Find all the points (x, y, z) with x, y, z => 0 which maximizes the function
f(x, y, z) = xy + xz + yz - 4xyz subject to the constraint x + y + z = 1.

2. ## its urgent

hi!!!
please help me n answer my questions???? what are the effects of rearranging and regrouping series? their difference and some examples. what about convergence after regrouping and rearranging????

3. Please do NOT "hijack" other peoples threads by asking completely unrelated questions in them! It is extremely rude.

guess, use the "Lagrange Multiplier Method"- the max or min of f(x,y,z) subject to the constraint g(x,y,z)= constant must satisfy $\nabla f= \lambda \nabla g$ for some number $\lambda$.

For this problem, that is $= \lambda <1, 1, 1>$. That is, you have $y+ z- 4yz= \lambda$, $x+ z- 4xz= \lambda$ and $x+ y- 4xy= \lambda$.

Those fairly easily reduce to y+ z- 4yz= x+ z- 4xz and y+ z- 4yz= x+ y- 4xy. Together with x+ y+ z= 1, you have three equations to solve for x, y, and z.

4. ## Thanks

Hi hallofivy,

I have tried your method too. However, it does not return the absolute extremum value.

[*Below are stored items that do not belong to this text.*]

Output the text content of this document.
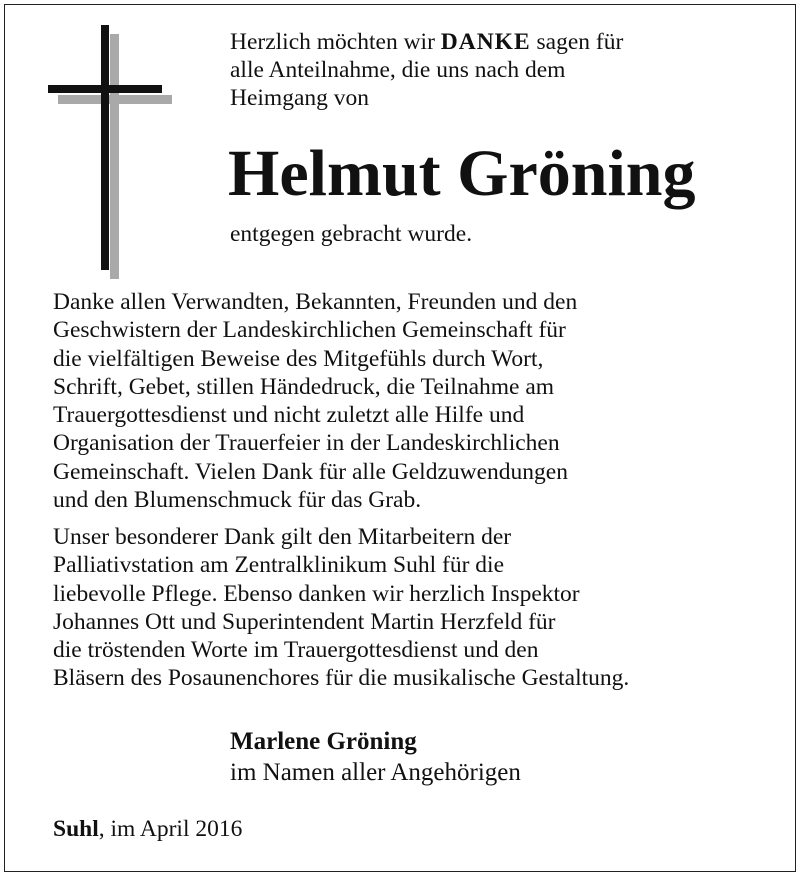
Herzlich möchten wir DANKE sagen für
alle Anteilnahme, die uns nach dem
Heimgang von
Helmut Gröning
entgegen gebracht wurde.
Danke allen Verwandten, Bekannten, Freunden und den
Geschwistern der Landeskirchlichen Gemeinschaft für
die vielfältigen Beweise des Mitgefühls durch Wort,
Schrift, Gebet, stillen Händedruck, die Teilnahme am
Trauergottesdienst und nicht zuletzt alle Hilfe und
Organisation der Trauerfeier in der Landeskirchlichen
Gemeinschaft. Vielen Dank für alle Geldzuwendungen
und den Blumenschmuck für das Grab.
Unser besonderer Dank gilt den Mitarbeitern der
Palliativstation am Zentralklinikum Suhl für die
liebevolle Pflege. Ebenso danken wir herzlich Inspektor
Johannes Ott und Superintendent Martin Herzfeld für
die tröstenden Worte im Trauergottesdienst und den
Bläsern des Posaunenchores für die musikalische Gestaltung.
Marlene Gröning
im Namen aller Angehörigen
Suhl, im April 2016
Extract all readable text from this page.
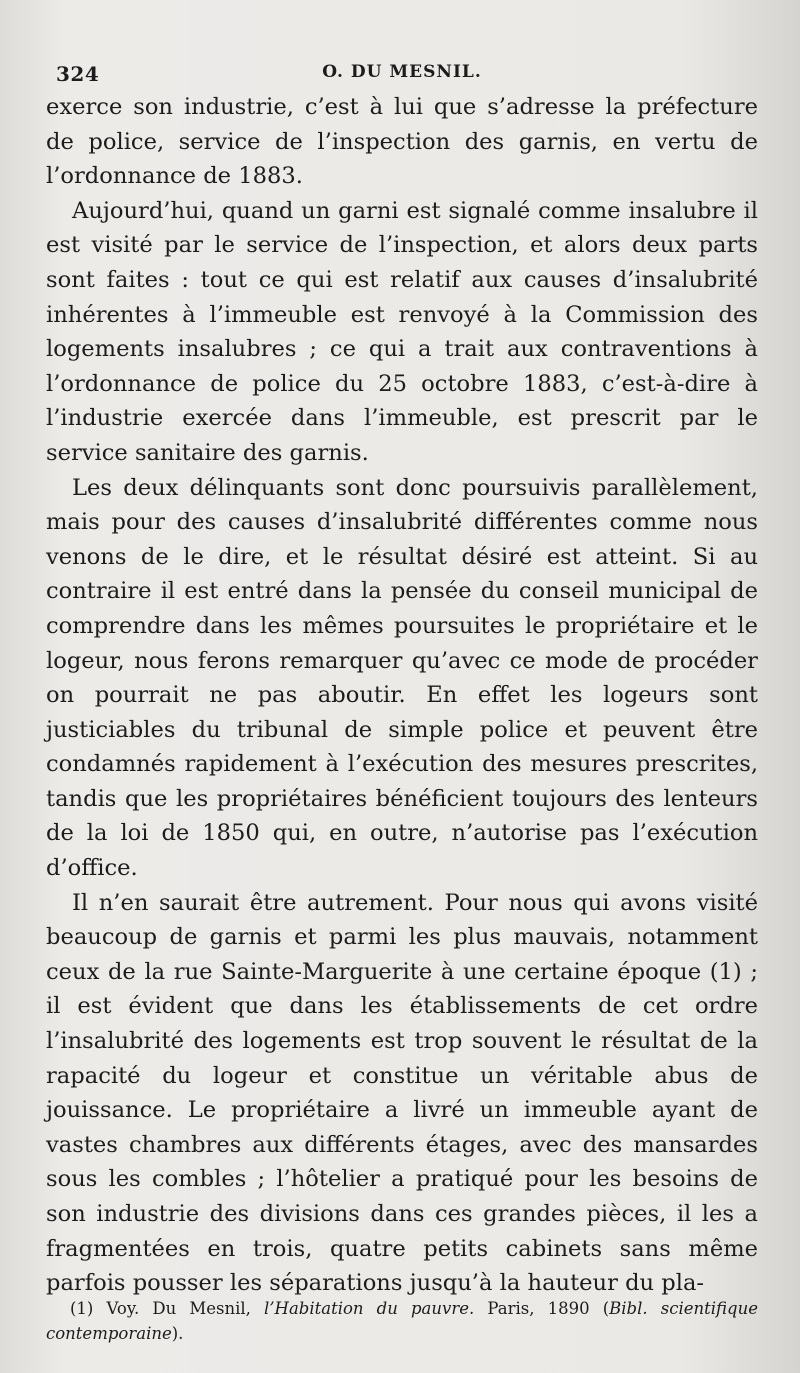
324	O. DU MESNIL.

exerce son industrie, c’est à lui que s’adresse la préfecture de police, service de l’inspection des garnis, en vertu de l’ordonnance de 1883.

Aujourd’hui, quand un garni est signalé comme insalubre il est visité par le service de l’inspection, et alors deux parts sont faites : tout ce qui est relatif aux causes d’insalubrité inhérentes à l’immeuble est renvoyé à la Commission des logements insalubres ; ce qui a trait aux contraventions à l’ordonnance de police du 25 octobre 1883, c’est-à-dire à l’industrie exercée dans l’immeuble, est prescrit par le service sanitaire des garnis.

Les deux délinquants sont donc poursuivis parallèlement, mais pour des causes d’insalubrité différentes comme nous venons de le dire, et le résultat désiré est atteint. Si au contraire il est entré dans la pensée du conseil municipal de comprendre dans les mêmes poursuites le propriétaire et le logeur, nous ferons remarquer qu’avec ce mode de procéder on pourrait ne pas aboutir. En effet les logeurs sont justiciables du tribunal de simple police et peuvent être condamnés rapidement à l’exécution des mesures prescrites, tandis que les propriétaires bénéficient toujours des lenteurs de la loi de 1850 qui, en outre, n’autorise pas l’exécution d’office.

Il n’en saurait être autrement. Pour nous qui avons visité beaucoup de garnis et parmi les plus mauvais, notamment ceux de la rue Sainte-Marguerite à une certaine époque (1) ; il est évident que dans les établissements de cet ordre l’insalubrité des logements est trop souvent le résultat de la rapacité du logeur et constitue un véritable abus de jouissance. Le propriétaire a livré un immeuble ayant de vastes chambres aux différents étages, avec des mansardes sous les combles ; l’hôtelier a pratiqué pour les besoins de son industrie des divisions dans ces grandes pièces, il les a fragmentées en trois, quatre petits cabinets sans même parfois pousser les séparations jusqu’à la hauteur du pla-

(1) Voy. Du Mesnil, l’Habitation du pauvre. Paris, 1890 (Bibl. scientifique contemporaine).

when i re try it, the partial derviative of x and y is not equal to zero

5. well , i am not keen on inequalities but i think it is a great attempt !

$xy + yz + zx - 4xyz$

$= \frac{ (1-4x)(1-4y)(1-4z) - 1 + 4(x+y+z) }{16}$

$= \frac{ (1-4x)(1-4y)(1-4z) + 3 }{16}$

$= \frac{1}{16} \left[ 3 + (1-4x)(1-4y)(1-4z) \right]$

use $GM \leq AM$

$\leq \frac{1}{16} \left[ 3 + \left( \frac{ (1-4x ) + (1-4y ) + (1-4z ) }{3} \right )^3\right]$

$= \frac{1}{16} ( 3 - \frac{1}{27} ) = \frac{5}{27}$

the equality holds when $x =y =z = 1/3$

but it may be wrong because we can find that :

$GM \leq AM \leq 0$ !!

I hope it will be perfectly corrected by some experts .

6. Originally Posted by guess
Hi hallofivy,

I have tried your method too. However, it does not return the absolute extremum value.

when i re try it, the partial derviative of x and y is not equal to zero
The partial derivatives wrt x and y, for a constrained max or min do not have to be 0!